A federal judge ordered the Dakota Access Pipeline shut down on July 6 for additional environmental review more than three years after it began operations. Pipeline owner Energy Transfer has disputed the ruling and plans to challenge the decision.
Recognizing the disruption it would cause, U.S. District Judge James Boasberg in Washington, D.C., wrote a 24-page order that stated the pipeline must be shut down within 30 days. Pipeline owner Energy Transfer plans to ask a court to halt the order and will seek an expedited appeal, according to a company statement.
Boasberg said in April that a more extensive review was necessary than what the U.S. Army Corps of Engineers had conducted.
Energy Transfer released a statement that argued Boasberg’s ruling “is not supported by the law or the facts of the case,” adding that the company believes the judge “has exceeded his authority in ordering the shutdown of the Dakota Access Pipeline, which has been safely operating for more than three years.”
In the company statement, Energy Transfer outlined plans to pursue “all available legal and administrative processes” to keep oil flowing through the pipeline. The company intends to immediately file a motion to stay Boasberg’s decision. If that is not granted, Energy Transfer will pursue a stay and expedited appeal with the Court of Appeals.

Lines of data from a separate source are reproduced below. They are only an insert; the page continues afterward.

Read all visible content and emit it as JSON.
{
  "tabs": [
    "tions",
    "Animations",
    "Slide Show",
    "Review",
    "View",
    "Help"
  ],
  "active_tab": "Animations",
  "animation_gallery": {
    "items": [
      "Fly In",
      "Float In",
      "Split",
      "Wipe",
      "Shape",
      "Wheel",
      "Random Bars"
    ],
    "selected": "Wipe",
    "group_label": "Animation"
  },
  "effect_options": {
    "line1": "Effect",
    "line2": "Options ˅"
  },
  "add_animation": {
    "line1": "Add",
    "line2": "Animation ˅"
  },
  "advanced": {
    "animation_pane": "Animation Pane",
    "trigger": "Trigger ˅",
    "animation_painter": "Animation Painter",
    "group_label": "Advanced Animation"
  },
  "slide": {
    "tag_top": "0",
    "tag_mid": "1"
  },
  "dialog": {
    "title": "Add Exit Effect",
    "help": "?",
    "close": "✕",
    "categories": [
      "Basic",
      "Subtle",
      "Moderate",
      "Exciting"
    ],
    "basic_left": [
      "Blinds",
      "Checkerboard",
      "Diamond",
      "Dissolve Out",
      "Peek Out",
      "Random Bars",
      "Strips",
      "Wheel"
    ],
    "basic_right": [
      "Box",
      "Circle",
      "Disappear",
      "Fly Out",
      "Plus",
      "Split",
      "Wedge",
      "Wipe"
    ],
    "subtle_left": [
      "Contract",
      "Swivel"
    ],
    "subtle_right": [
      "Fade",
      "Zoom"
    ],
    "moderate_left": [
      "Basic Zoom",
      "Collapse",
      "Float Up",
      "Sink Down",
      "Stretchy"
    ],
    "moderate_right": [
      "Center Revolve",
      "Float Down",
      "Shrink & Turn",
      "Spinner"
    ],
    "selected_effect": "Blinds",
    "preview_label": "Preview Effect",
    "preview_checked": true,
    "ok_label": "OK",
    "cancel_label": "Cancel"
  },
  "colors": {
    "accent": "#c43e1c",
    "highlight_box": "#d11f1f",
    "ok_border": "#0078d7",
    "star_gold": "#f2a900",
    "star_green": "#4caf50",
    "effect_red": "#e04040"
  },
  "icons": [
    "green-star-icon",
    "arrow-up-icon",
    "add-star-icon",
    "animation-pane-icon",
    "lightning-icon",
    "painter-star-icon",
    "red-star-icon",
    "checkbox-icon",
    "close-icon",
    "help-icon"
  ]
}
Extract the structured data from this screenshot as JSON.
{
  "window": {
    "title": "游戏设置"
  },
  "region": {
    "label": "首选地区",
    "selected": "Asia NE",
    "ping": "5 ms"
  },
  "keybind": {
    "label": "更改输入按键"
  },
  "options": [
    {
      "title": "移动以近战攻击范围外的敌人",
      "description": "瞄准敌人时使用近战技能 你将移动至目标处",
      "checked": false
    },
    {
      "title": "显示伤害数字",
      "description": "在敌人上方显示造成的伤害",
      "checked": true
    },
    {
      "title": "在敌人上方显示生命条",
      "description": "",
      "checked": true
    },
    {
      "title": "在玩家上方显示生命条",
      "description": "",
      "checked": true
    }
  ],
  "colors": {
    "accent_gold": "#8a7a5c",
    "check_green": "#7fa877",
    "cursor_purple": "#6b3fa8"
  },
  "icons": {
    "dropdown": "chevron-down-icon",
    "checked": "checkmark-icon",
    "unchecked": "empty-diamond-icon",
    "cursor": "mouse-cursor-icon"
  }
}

The company reiterated that it believes that the Army Corps of Engineers has the “ultimate jurisdiction” over the Dakota Access Pipeline, in accordance with regulations governing Corps property.
Energy Transfer will continue to cooperate with the Corps through their process as company officials believe, as does the Corps per their filing with the District Court, that the proper procedures were followed in granting the original easement and that their work will reconfirm that the easement across federally owned lands in North Dakota was properly granted.
“The economic implications of the Judge’s order are too big to ignore and we will do all we can to ensure its continued operation,” Energy Transfer’s statement reads. “The Dakota Access Pipeline is the only direct pipeline from North Dakota to the distribution hub in Patoka, Illinois, from where this domestically produced Bakken-produced crude oil is transported to refineries throughout the Midwest and the Gulf Coast. Billions of dollars in tax and royalty revenue will be lost by state, local and tribal governments in North Dakota, South Dakota, Iowa and Illinois. Farmers will suffer as crude transportation will move to rail, displacing corn, wheat and soy crops that would normally be moved to market. Ironically, the counties along these rail lines will face increased environmental risks due to the increased amount of crude oil travelling by rail.”